Borax can be left on the path for days if the room is kept dry and aerated. After that, scrape the paste off the tail and rewash with warm water and mild soap.
After that, the tails can be dried. The drying time could range from three to seven days. After that, your tail will be clean and ready to use.
Deer Tail Uses
Because deer hair is not edible, the tail is saved for other use while the rest of the deer is packed for food.
Surprisingly, the deer tail is incredibly useful in a variety of situations. Listed below are a handful of these applications:
Deer hair is somewhat soft, yet it is very robust. As a result, they can be utilized to build a fly there, which is quite helpful for fly-fishing.

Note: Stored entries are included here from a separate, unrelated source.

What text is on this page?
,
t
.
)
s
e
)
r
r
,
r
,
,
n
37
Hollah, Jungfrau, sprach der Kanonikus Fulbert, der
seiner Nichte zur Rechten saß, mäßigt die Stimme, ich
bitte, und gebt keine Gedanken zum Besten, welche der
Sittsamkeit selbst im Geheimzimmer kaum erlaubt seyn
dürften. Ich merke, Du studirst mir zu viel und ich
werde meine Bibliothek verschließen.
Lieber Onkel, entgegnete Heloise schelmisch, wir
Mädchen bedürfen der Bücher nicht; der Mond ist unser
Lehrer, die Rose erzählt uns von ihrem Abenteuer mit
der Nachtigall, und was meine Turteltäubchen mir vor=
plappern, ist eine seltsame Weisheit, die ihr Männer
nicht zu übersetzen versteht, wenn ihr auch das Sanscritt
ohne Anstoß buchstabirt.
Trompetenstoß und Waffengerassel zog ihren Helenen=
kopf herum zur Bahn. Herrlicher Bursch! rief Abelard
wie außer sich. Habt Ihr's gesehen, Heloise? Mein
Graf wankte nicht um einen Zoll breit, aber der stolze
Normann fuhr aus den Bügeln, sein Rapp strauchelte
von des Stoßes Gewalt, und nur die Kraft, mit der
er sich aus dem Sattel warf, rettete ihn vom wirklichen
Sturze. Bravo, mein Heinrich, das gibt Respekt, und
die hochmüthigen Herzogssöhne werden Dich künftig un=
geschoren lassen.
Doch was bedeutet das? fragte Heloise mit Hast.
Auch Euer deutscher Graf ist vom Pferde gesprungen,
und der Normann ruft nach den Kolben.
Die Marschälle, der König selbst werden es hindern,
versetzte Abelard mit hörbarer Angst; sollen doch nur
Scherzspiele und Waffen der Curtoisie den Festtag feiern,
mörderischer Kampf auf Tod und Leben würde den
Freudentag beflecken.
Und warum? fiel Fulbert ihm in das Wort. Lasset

However, tying flies made of deer hair requires patience and craft, so, most people just buy an already-made one from the stores.
Local painters and artists turn deer hair into traditional paintbrushes. Because deer hair does not repel colors, it can be used with watercolors, inks, and a few other mediums. They are also capable of holding water.
Due to the delicate quality of deer hair, it can be further processed to form many types of clothing accessories. For example, sweatshirts and hoodies are popular apparel items. Before you make these hairs into clothing, you must ensure that they are free of flesh.
You can use these hairs to manufacture purses and bags in addition to garments.
Clothes manufactured from foot hair, on the other hand, are not very prevalent. If the production of deer hair clothing increases, we may have a deer endangerment problem on our hands.
Before a deer tail can be used as a costume, it must be thoroughly cleansed. It also depends on the type of outfit being created. Some of the fluffy costumes you’ve seen or maybe used are made from actual deer tails, which may surprise you. These tails are processed in some regions of Africa into a royal staff, which some dancers use during performances.
Every hunter should know how to preserve a deer’s tail. These tails have a variety of applications, and because they cannot be used while still attached to a living animal, they must go through several processes so they can be used.
Deer hair preservation is a simple method; simply cut, clean out, dry, wipe with Borax, and dry again. Voila, your dry deer hair is ready for use.